Dorothy looks at her, and for a moment, her eyes have become clear, lucid, and fierce—as if the woman Helena has always known has somehow fought through the tangle of dementia and ruined neural pathways to see her daughter for a fleeting breath.
“I was always proud of you,” her mother says.
“You were?”
“You are the best thing I ever did.”
Helena wraps her arms around her mother, tears streaming.
“I’m sorry I couldn’t save you, Mom.”
But when she pulls away, the moment of clarity has passed.
She’s staring into the eyes of a stranger.
BARRY
June 2010–November 6, 2018
One morning, he wakes up and it’s Meghan’s high school graduation.
She is salutatorian; she gives a great speech.
He cries.
And then an autumn comes when it’s just him and Julia and a very quiet house.
* * *
One night in bed, she turns to him and says, “Is this how you want to spend the rest of your life?”
He doesn’t know what to say to her. Strike that. He knows. He had always blamed Meghan’s death for his and Julia’s demise. It was their family—the three of them—that united him and Julia. When Meghan died, that bond disintegrated in the span of a year. Only now is he able to admit that they were always doomed. His second journey through their marriage has just been a slower, less dramatic death, brought on by Meghan growing up and pulling back and making her own way in life.

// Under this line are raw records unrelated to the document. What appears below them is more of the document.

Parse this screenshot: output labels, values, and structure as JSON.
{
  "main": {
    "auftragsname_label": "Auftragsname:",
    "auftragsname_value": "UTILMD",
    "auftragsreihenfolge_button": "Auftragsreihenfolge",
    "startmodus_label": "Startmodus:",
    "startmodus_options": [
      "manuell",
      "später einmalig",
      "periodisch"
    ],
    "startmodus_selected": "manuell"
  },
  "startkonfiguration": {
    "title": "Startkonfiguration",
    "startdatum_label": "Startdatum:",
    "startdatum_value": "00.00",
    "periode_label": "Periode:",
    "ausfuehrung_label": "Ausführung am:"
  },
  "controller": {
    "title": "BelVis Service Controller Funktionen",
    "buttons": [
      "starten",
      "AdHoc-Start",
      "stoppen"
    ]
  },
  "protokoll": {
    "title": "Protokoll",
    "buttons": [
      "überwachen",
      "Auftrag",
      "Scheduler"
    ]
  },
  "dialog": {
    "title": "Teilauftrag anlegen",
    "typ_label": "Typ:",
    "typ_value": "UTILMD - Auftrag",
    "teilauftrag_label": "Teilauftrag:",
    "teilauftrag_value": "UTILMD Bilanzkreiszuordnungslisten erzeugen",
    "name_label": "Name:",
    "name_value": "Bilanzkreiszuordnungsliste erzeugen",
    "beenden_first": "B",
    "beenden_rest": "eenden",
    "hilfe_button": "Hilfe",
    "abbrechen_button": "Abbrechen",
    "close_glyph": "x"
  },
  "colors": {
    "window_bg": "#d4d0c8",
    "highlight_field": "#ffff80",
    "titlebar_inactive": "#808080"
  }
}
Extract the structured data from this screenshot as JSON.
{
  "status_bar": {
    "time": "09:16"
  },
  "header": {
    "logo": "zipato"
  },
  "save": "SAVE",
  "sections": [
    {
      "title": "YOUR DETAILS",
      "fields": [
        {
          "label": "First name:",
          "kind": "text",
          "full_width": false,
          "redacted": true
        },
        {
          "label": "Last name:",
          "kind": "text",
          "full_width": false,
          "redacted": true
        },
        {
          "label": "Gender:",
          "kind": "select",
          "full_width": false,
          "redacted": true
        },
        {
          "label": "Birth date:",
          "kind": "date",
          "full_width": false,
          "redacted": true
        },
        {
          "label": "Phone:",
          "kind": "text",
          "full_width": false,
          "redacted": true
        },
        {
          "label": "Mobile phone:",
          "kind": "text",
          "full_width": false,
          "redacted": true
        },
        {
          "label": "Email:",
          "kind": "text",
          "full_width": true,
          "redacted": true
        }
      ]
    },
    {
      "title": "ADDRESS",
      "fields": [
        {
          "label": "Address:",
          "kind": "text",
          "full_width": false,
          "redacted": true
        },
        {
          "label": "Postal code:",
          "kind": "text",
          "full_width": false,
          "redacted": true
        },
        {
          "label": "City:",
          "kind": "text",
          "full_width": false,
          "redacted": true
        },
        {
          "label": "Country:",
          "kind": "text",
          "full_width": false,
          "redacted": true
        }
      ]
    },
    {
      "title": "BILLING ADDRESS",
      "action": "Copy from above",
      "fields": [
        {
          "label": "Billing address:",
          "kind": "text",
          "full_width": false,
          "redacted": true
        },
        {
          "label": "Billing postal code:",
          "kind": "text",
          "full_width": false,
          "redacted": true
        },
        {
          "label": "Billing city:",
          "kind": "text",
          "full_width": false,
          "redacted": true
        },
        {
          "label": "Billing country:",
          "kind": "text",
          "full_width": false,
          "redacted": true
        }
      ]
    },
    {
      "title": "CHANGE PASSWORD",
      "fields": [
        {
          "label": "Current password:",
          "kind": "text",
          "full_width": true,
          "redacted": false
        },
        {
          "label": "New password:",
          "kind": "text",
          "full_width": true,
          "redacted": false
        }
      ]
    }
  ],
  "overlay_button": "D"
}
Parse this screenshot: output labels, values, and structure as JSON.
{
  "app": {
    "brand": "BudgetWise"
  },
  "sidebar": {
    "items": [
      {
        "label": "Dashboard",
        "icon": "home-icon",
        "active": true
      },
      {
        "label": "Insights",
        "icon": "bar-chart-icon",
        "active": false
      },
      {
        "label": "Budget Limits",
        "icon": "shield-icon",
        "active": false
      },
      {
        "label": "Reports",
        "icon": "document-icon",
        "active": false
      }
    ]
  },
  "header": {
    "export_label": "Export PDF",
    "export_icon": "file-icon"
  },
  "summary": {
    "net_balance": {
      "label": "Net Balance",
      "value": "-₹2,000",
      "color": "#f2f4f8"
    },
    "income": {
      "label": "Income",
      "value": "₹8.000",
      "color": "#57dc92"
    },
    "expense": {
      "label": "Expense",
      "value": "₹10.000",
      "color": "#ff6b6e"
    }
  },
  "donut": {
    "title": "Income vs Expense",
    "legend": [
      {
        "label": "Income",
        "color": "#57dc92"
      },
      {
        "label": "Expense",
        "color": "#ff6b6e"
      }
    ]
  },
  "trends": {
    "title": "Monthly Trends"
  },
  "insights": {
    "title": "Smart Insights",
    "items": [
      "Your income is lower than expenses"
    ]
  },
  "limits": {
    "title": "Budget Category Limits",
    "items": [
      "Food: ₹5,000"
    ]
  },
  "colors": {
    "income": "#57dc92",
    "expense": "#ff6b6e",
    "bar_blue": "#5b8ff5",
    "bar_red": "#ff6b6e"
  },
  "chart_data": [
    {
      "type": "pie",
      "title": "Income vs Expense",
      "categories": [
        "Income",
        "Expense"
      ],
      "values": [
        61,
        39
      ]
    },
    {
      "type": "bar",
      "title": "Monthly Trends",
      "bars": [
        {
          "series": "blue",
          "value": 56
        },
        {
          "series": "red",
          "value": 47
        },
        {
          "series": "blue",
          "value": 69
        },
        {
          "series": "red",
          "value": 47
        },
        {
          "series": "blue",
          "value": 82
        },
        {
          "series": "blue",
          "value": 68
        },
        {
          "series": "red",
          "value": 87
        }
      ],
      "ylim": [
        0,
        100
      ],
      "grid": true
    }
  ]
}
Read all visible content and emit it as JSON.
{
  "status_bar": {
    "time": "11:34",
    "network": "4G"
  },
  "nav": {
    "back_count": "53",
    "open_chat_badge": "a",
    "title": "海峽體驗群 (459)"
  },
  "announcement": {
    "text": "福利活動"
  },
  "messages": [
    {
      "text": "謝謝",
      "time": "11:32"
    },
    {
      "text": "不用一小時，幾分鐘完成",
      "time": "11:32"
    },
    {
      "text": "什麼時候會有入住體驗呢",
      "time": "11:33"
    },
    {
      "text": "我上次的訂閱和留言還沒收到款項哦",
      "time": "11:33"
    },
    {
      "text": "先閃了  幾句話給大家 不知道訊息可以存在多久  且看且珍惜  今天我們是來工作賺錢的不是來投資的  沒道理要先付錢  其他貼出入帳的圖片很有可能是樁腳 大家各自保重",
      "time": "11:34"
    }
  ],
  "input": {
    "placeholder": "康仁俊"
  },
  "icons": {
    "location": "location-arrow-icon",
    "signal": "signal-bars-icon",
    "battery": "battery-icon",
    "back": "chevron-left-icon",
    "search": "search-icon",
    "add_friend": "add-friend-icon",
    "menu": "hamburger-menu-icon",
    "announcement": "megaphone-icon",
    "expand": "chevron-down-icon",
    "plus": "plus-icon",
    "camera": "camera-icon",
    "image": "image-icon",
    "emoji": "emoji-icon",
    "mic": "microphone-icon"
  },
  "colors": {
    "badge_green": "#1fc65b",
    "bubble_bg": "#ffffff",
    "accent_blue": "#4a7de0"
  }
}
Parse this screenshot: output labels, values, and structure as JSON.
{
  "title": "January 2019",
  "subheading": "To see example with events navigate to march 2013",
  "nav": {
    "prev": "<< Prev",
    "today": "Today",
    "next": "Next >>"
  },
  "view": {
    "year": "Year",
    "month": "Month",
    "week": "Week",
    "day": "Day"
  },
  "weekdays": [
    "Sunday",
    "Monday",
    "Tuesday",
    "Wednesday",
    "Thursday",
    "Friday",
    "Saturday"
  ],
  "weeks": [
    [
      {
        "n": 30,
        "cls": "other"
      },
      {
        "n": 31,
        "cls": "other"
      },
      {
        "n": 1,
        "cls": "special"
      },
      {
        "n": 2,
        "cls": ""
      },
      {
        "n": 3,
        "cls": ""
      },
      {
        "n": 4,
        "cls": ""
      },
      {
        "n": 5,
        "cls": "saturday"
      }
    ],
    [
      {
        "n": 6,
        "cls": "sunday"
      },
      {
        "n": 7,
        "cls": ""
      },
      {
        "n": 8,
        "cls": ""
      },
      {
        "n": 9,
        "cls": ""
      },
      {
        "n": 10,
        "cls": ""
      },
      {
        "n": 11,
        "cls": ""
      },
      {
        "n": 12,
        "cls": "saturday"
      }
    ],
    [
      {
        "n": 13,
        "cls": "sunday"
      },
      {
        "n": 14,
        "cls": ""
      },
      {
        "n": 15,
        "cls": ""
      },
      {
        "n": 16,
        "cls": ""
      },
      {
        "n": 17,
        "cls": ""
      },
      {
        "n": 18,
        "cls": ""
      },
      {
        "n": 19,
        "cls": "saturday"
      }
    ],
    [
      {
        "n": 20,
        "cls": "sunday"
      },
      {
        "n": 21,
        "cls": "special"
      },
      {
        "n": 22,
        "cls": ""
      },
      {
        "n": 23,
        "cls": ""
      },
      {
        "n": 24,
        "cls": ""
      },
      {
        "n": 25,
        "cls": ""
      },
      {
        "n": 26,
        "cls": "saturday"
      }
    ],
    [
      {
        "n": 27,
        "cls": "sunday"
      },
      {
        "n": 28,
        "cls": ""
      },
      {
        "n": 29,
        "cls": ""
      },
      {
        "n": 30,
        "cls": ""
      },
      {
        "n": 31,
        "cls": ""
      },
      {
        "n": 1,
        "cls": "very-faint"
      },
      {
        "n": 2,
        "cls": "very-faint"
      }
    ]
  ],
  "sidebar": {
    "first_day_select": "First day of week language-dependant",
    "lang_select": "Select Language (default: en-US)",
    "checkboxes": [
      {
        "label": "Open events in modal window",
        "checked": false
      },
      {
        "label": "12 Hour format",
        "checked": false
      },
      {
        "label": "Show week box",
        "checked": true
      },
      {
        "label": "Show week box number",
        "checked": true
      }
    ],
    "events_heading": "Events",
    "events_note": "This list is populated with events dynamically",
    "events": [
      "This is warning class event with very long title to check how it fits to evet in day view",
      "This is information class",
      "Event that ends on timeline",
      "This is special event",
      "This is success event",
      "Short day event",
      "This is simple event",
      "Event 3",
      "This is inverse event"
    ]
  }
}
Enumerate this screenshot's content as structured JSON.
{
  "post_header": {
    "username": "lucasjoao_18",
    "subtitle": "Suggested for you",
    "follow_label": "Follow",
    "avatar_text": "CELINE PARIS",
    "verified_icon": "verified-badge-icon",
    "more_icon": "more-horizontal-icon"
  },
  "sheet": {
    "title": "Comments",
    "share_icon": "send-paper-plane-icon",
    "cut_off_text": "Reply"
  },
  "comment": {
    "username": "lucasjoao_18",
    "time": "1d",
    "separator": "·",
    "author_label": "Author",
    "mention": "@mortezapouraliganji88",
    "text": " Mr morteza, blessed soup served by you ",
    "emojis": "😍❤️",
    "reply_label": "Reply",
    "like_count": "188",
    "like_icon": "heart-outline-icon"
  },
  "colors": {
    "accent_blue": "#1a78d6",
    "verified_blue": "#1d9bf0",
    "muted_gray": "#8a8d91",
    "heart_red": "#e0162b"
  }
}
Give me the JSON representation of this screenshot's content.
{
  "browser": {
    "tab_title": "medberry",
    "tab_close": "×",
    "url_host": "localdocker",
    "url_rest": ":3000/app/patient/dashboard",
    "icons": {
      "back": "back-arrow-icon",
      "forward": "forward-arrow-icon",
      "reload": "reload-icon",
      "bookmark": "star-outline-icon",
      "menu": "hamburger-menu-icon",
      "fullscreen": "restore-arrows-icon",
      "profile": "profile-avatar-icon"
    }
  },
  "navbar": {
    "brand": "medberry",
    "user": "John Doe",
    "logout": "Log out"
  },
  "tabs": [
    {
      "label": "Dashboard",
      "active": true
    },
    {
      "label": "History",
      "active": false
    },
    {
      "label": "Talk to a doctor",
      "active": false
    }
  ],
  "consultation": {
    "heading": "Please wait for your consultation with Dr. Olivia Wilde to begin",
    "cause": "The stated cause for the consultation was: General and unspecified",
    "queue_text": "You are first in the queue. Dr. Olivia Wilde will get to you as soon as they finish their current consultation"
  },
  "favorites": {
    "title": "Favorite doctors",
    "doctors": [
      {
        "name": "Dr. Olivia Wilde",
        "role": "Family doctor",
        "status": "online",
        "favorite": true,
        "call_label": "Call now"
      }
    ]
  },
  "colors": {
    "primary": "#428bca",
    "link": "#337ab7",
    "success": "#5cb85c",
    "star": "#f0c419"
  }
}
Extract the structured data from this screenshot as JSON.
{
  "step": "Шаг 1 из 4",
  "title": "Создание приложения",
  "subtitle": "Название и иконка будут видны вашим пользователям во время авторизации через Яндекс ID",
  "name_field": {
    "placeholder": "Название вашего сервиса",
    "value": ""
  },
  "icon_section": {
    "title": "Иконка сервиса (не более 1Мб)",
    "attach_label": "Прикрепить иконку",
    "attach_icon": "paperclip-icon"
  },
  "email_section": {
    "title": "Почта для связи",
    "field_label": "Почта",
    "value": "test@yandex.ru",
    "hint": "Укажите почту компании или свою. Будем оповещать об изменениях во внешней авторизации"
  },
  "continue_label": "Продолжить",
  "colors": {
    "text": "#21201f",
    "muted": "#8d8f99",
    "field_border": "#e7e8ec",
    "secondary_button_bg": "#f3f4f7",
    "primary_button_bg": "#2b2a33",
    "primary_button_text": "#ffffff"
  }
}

So yes, he knows. He just doesn’t want to say it.
This relationship was meant for a specific time, and no longer.
* * *
His mother dies exactly the way he remembers.
* * *
Meghan is already at the bar when he arrives, sipping a martini and texting someone. For a moment, he doesn’t see her, because she is just another beautiful woman at a chic Manhattan bar, having an early evening cocktail.
“Hi, Megs.”
She sets her phone facedown and slides off the stool, embracing him harder than usual, pulling him in close, not letting go.
“How are you doing?” she asks.
“It’s fine, I’m fine.”
“Are you sure?”
“Yeah.”
She studies him dubiously as he takes his seat at the bar and orders a San Pellegrino with a small dish of limes.
“How’s work?” he asks. She’s in her first year as a community organizer for a nonprofit.
“Insanely busy and amazing, but I don’t want to talk about work.”
“You know I’m proud of you, right?”
“Yes, you tell me every time you see me. Look, I need to ask you something.”
“OK.” He sips his limey mineral water.
“How long were you unhappy?”
“I don’t know. A while. Years maybe.”
“Did you and Mom stay married because of me?”
“No.”
“You swear?”
“I swear. I wanted it to work out. I know your mother did too. Sometimes it just takes a while to finally call it a day. You may have contributed to our not noticing how unhappy we were, but you were never the reason we stayed.”
“Have you been crying?”
“No.”
“Bullshit.”
She’s good. He signed the separation agreement in his lawyer’s office an hour ago, and barring something unforeseen, a judge will sign a divorce decree within the month.
It was a long walk here, and, yes, for much of it he was crying. That’s one of the great things about New York—no one cares about your emotional state as long as there’s no blood involved. Crying on the sidewalk in the middle of the day is no less private than crying in your bedroom in the middle of the night. Maybe it’s because no one cares. Maybe it’s because it’s a brutal city, and they’ve all been there at one time or another.
“How’s Max?” Barry asks.
“Bye, Max.”
“What happened?”
“He saw the writing on the wall.”
“What writing is that?”
“ ‘Meghan is a workaholic.’ ”
Barry orders another mineral water.
“You look really good, Dad.”
“You think?”
“Yeah. I can’t wait to start hearing your terrible dating stories.”
“I can’t wait to start experiencing them.”